Right now I simply pool all the questions from each document, but there will be circumstances where the same piece of information is included in multiple Wikipedia pages. We would need to include another post processing step to retain only the unique questions, provided the LLM is up to the job.

Subjective vs objective

The preference is for the LLM to generate only objective questions. This means it should use only matter of factly bits of information from the document. But can the LLM discern between subjective and objective to a great enough extent? What do we consider objective? Definitions, quantitative statements would definitely fall under this umbrella. We are also at the mercy of the objectivity of Wikipedia contributors.

Context

Currently, an LLM may come up with questions working from the assumption that the user has read the document and is going to take a test. So once in a while the question is of the form “What does the document say about …?”. But the documents are obfuscated from the player, better prompting will need to eliminate these assumptions. Such mistakes also expose internals of the application, which is better avoided.

Relevancy

We discussed filtering out irrelevant documents before, but perhaps we should take the Wikipedia approach with their “disambiguation” pages.

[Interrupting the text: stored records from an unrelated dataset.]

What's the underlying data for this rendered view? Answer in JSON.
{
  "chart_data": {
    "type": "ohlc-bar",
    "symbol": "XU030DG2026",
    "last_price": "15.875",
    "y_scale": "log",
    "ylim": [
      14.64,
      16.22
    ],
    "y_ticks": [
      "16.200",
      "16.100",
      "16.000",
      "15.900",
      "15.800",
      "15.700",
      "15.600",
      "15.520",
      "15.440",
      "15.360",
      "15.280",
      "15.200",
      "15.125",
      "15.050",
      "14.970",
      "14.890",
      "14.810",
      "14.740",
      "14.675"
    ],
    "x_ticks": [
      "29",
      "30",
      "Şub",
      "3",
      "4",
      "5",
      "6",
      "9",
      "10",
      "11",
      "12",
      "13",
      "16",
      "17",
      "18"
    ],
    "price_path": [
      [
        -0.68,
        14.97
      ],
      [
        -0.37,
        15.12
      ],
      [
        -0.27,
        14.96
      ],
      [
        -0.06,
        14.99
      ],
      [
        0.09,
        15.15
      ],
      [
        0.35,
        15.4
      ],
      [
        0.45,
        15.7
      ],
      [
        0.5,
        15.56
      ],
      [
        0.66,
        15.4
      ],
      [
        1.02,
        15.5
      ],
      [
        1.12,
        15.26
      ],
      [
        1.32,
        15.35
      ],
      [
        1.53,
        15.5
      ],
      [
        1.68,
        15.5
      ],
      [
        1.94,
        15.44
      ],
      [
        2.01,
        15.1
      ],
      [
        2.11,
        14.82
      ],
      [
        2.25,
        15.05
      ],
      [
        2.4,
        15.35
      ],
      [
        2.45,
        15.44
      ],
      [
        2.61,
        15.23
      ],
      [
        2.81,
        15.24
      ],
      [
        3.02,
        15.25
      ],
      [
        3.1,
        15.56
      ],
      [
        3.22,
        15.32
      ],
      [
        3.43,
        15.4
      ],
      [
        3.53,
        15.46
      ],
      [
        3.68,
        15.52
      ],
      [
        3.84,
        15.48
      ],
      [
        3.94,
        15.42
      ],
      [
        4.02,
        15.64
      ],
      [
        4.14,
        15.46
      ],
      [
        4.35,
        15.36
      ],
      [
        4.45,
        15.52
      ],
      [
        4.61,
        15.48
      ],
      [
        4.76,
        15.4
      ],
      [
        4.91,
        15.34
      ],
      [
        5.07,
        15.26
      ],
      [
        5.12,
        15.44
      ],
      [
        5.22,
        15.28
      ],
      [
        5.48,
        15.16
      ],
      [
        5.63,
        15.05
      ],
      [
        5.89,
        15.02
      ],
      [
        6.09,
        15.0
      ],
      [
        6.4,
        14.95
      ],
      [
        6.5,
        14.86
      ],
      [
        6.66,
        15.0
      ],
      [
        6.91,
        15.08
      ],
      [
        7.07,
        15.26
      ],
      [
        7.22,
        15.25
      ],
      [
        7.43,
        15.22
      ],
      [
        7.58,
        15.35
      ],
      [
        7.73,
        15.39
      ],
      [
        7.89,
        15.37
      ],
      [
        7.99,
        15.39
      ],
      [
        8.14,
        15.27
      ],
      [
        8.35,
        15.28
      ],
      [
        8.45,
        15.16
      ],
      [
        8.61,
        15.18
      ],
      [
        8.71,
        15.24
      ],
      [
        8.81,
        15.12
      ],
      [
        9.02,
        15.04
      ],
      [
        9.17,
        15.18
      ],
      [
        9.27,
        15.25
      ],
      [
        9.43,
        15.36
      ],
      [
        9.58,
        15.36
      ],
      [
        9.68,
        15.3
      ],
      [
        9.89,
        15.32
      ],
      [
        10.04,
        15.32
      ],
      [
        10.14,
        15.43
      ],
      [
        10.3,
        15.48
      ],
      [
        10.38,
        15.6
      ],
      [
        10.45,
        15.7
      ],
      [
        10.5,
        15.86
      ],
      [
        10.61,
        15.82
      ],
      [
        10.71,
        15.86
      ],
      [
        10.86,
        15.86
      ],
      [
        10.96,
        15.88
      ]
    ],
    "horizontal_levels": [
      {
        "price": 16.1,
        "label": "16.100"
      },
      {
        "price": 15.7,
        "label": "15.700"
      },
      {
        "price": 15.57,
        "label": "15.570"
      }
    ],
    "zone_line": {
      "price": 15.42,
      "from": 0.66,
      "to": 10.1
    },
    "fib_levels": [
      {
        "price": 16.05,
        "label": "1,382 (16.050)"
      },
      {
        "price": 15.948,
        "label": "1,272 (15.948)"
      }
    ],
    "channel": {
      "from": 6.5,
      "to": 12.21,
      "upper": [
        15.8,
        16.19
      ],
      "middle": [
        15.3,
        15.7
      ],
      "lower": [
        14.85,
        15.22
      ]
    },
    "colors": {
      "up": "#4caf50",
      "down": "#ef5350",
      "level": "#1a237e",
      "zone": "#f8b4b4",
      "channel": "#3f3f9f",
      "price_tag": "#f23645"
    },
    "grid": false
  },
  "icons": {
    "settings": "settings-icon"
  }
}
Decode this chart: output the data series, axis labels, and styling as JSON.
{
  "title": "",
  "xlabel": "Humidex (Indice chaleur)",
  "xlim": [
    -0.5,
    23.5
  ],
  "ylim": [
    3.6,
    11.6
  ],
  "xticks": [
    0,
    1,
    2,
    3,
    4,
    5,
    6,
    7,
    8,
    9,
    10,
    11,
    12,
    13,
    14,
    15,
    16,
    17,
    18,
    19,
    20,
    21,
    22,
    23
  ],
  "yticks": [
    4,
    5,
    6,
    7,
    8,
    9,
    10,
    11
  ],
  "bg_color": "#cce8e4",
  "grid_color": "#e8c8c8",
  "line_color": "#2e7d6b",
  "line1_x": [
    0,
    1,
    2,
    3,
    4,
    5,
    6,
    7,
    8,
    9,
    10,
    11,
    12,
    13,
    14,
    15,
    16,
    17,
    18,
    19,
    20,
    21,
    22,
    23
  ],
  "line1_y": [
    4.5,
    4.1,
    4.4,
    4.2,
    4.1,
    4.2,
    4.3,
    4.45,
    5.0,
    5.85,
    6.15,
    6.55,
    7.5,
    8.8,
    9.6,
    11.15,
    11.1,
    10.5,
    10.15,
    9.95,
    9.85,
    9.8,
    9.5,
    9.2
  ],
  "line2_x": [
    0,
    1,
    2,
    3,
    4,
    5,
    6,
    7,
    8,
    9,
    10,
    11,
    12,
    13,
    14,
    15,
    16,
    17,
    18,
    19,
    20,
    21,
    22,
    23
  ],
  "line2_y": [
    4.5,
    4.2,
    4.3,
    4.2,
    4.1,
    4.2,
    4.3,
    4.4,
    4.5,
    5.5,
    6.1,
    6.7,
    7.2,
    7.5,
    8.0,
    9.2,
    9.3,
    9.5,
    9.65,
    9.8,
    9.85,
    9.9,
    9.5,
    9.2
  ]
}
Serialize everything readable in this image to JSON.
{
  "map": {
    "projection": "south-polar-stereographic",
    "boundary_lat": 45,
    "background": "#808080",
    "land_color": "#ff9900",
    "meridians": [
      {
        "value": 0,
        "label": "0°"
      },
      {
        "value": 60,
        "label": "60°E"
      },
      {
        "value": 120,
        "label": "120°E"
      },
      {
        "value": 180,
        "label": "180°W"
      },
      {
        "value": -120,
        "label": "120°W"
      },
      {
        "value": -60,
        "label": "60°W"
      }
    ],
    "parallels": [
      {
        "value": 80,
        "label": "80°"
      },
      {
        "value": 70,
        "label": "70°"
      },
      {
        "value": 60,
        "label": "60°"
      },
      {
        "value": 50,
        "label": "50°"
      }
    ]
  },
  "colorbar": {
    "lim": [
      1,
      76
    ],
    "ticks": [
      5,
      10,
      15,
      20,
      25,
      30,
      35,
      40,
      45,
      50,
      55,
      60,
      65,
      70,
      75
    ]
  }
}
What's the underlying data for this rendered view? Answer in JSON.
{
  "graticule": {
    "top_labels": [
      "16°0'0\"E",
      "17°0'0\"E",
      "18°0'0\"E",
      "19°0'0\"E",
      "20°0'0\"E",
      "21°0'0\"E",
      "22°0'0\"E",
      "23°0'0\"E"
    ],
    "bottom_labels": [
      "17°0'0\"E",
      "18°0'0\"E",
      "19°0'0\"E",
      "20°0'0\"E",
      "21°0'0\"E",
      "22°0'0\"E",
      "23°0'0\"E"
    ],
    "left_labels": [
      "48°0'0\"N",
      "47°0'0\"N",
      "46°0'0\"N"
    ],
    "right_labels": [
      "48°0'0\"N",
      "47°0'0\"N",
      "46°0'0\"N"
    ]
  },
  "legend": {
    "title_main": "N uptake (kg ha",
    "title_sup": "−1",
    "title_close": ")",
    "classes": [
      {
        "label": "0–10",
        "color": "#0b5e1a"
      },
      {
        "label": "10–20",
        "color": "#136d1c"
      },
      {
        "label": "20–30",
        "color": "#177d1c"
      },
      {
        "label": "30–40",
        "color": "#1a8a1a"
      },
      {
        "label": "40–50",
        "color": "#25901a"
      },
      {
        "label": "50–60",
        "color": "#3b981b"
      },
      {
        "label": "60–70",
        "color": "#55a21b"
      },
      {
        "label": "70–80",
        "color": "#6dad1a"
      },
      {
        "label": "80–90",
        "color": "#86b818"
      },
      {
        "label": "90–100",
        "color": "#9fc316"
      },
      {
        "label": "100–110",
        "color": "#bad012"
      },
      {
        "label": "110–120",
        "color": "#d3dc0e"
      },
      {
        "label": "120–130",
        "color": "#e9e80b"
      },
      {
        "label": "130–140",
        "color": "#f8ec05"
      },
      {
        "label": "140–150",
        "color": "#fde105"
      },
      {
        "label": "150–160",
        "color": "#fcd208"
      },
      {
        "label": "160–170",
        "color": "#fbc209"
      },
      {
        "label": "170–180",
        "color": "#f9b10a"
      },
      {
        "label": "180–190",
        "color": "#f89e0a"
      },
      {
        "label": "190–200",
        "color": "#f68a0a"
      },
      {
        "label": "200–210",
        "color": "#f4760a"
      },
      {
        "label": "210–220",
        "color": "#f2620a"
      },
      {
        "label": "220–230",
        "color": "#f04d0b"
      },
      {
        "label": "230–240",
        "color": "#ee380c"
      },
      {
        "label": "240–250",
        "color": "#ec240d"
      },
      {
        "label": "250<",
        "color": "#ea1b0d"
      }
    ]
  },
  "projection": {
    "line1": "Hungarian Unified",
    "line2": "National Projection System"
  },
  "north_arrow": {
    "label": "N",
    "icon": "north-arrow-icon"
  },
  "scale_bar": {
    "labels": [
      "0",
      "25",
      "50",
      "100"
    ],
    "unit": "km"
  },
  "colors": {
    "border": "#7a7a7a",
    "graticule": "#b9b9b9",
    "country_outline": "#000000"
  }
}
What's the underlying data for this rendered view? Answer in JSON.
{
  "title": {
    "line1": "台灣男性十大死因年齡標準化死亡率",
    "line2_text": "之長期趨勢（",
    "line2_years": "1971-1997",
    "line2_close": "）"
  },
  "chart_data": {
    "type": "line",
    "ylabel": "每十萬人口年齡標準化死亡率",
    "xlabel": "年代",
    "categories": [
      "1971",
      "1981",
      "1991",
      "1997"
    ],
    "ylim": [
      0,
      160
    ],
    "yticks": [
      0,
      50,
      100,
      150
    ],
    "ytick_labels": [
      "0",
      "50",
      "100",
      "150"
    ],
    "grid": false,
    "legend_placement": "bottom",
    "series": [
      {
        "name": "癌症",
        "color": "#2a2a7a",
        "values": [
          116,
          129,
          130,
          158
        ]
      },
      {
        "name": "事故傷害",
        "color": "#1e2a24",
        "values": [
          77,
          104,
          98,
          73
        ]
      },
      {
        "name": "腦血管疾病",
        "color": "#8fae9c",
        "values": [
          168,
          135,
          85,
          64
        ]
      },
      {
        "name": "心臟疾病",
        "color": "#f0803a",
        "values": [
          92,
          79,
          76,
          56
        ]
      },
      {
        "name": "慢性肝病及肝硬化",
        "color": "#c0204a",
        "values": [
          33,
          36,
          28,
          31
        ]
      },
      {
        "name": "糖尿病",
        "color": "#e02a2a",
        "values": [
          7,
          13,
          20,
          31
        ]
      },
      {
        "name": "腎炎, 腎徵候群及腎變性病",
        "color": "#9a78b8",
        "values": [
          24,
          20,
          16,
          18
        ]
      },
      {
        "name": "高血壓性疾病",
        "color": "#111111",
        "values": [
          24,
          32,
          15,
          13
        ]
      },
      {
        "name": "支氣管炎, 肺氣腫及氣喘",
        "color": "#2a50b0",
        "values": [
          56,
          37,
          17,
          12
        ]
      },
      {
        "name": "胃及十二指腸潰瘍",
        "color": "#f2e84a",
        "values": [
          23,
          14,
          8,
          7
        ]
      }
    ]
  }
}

If a player provides “Steve Carl” as a keyword, they’re likely referring to a wrester, not to the show “Family Matters” with two characters named Steve (Urkel) and Carl.

Less wrong wrong answers

Take a quiz question asking you which year Belgium became independent, with the four options: 1825, 1830, 1832, 1835. Notice something? A trained eye will see that three of the years are differing in increments of 5. However, I will need to give credit to the LLM, the correct answer is 1830. Sneaky bastard.